Harvey was the first hurricane Hassanzadeh experienced. He had moved to Houston the previous year, and was stunned by the slow-motion destruction that played out as bayous, creeks and rivers in and around the city topped their banks.
Coauthor Laurence Yeung, an atmospheric chemist, Hassanzadeh and two other Rice professors won one of the first grants from Rice’s Houston Engagement and Recovery Effort (HERE), a research fund Rice established in response to Harvey. The grant allowed Rice coauthor Ebrahim Nabizadeh, a graduate student in mechanical engineering, to work for several months, analyzing the first of hundreds of computer simulations based on large-scale climate models.
The day Harvey made landfall, Hassanzadeh also had reached out to Columbia’s Chia-Ying Lee, an expert in both tropical storms and climate downscaling, procedures that use known information at large scales to make projections at local scales. Lee and Camargo used information from the large-scale simulations to make a regional model that simulated storms’ tracks over Texas in a warming climate.

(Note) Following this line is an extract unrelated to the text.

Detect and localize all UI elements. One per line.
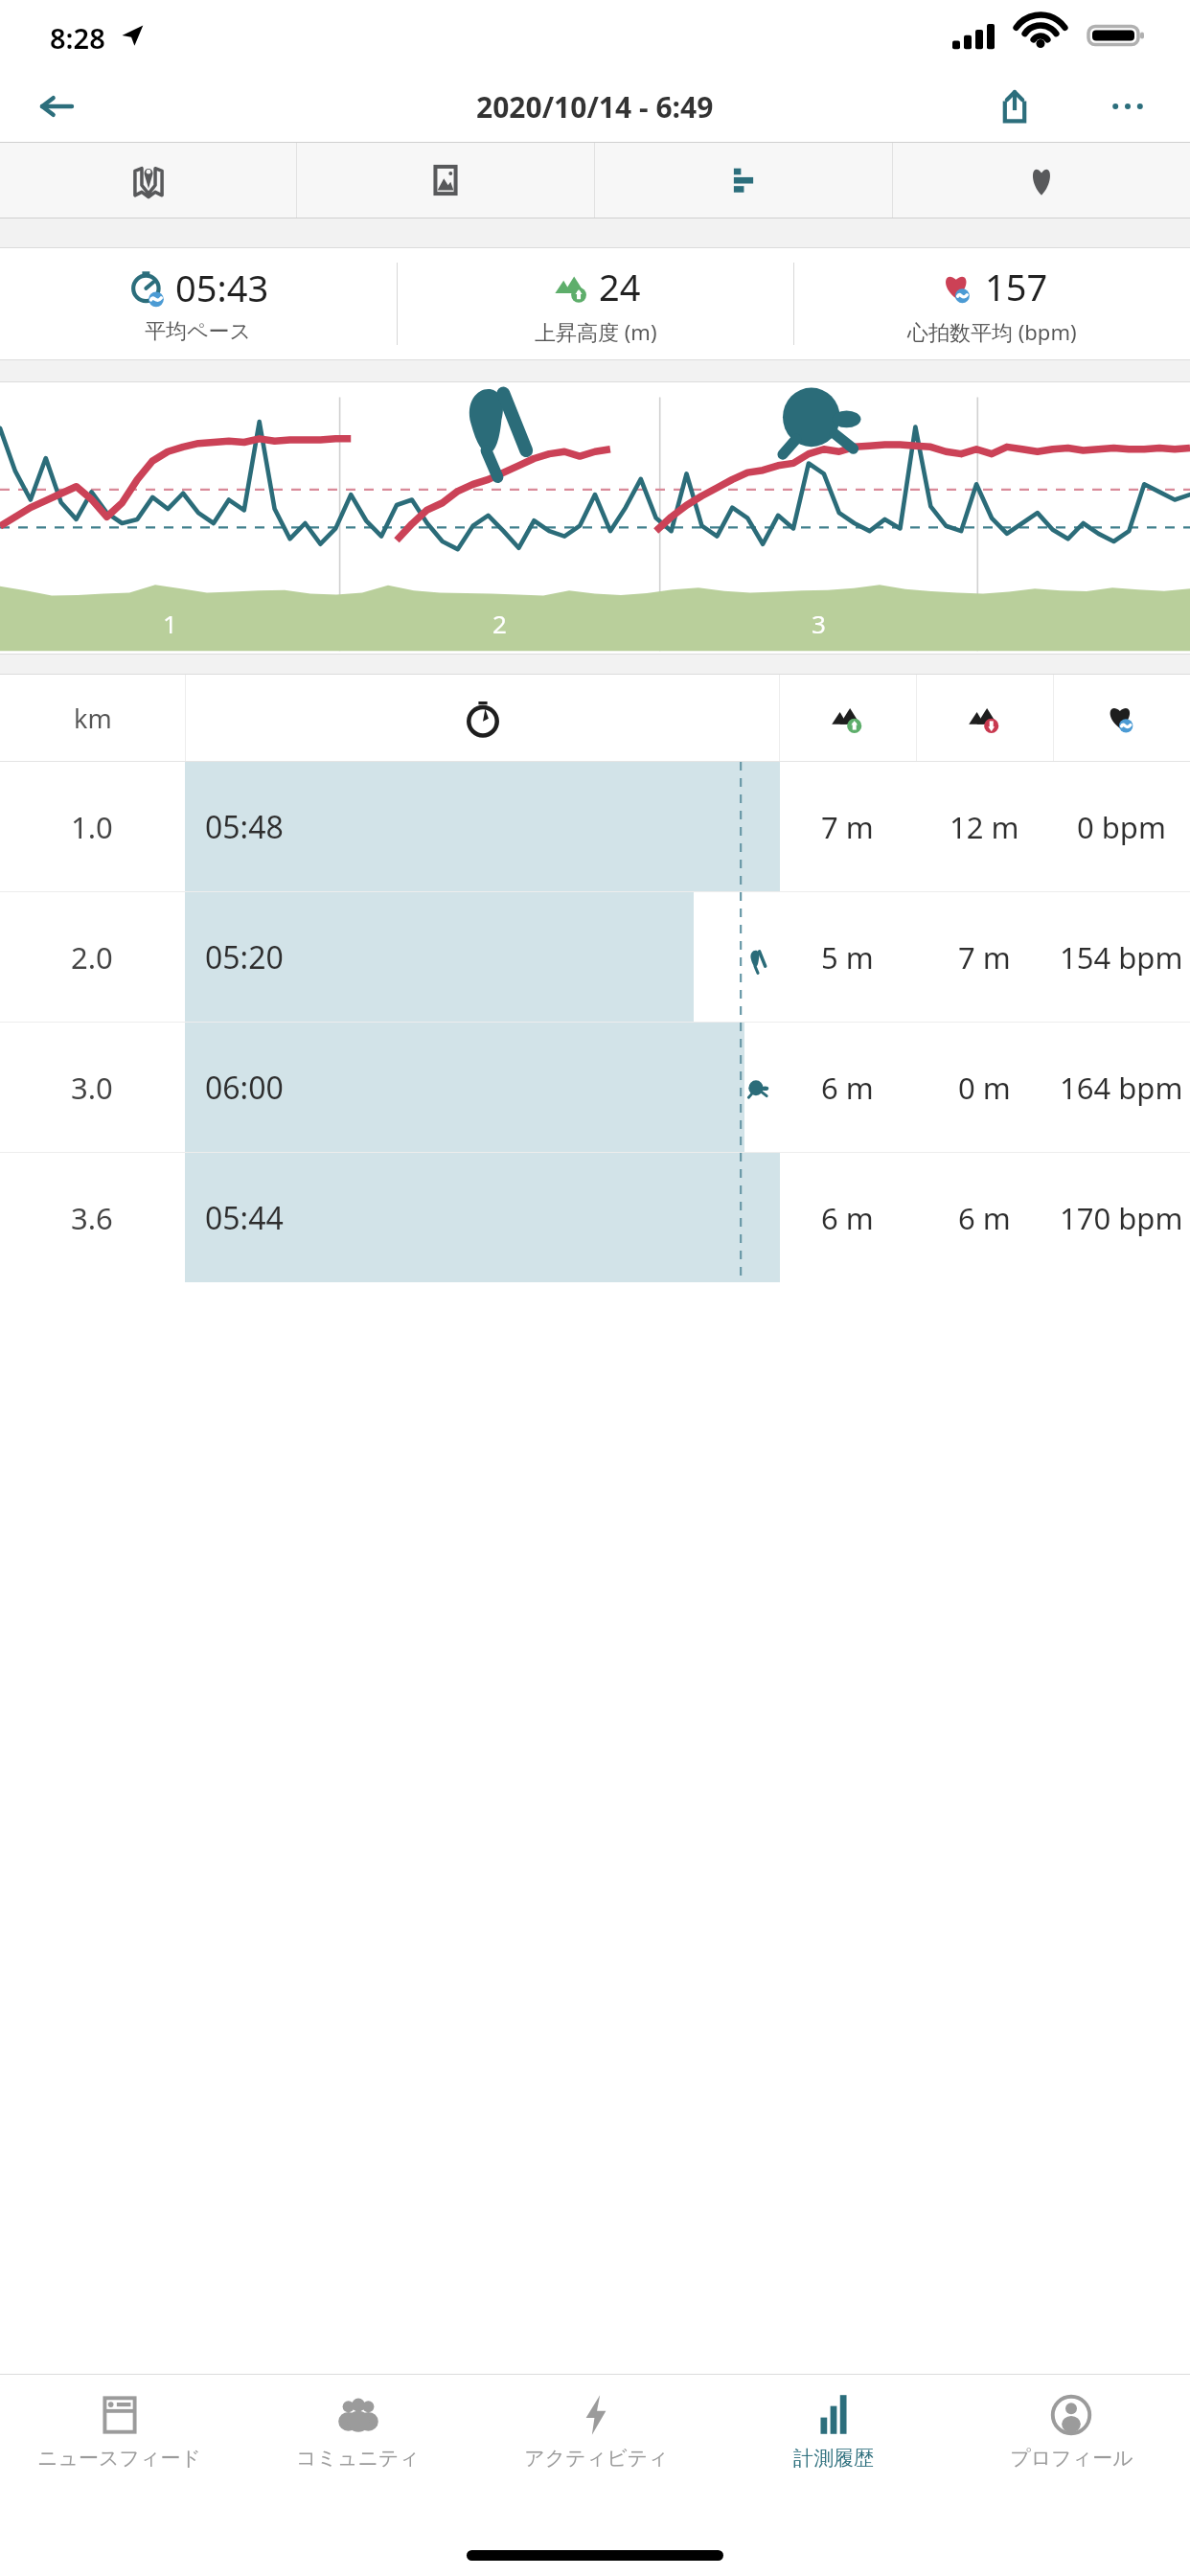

“One challenge of studying the impact of climate change on hurricanes at a regional level is the lack of data,” said Lee. “At Columbia, we have developed a downscaling model that uses physics-based statistics to connect large-scale atmospheric conditions to the formation, movement and intensity of hurricanes. The model’s physical basis allowed us to account for the impact of climate change, and its statistical features allowed us to simulate a sufficient number of Texas storms.”
Hassanzadeh also reached out to tropical climate dynamicist Ding Ma of Harvard to get another perspective. “We were able to show that changes in two important processes were joining forces and resulting in the strong signal from the models,” said Ma.
One of the processes was the Atlantic subtropical high, or Bermuda high, a semi-permanent area of high pressure that forms over the Atlantic Ocean during the summer. The other was the North American monsoon, an uptick in rainfall and thunderstorms over the southwestern United States and northwestern Mexico that typically occurs between July and September. Hassanzadeh said recent studies have shown that each of these are projected to change as climate warms.
The subtropical high is a clockwise circulation to the east that is projected to intensify and shift westward, producing more northward winds over Texas. The North American monsoon, to the west, produces a clockwise circulation high in the troposphere. That circulation is expected to weaken, resulting in increased, high-level northward winds over Texas, he said.
Hassanzadeh said the increased northward winds from both east and west “gives you a strong reinforcing effect over the whole troposphere, up to about 10 kilometers, over Texas. This has important implications for the movement of future Texas hurricanes.”
Models showed that the effect extended into western Louisiana, but the picture became murkier as the researchers looked further east, he said.
“You don’t have the robust signal like you do over Texas,” Hassanzadeh said. “If you look at Florida, for instance, there’s a lot of variation in the models. This shows how important it is to conduct studies that focus on climate impacts in specific regions.”
The research was supported by the National Science Foundation, NASA, the National Academies of Sciences, Engineering and Medicine, Columbia’s Center for Climate and Life Fellows Program, the National Oceanic and Atmospheric Administration, and the New York State Energy Research and Development Authority.
Adapted from a press release by Rice University.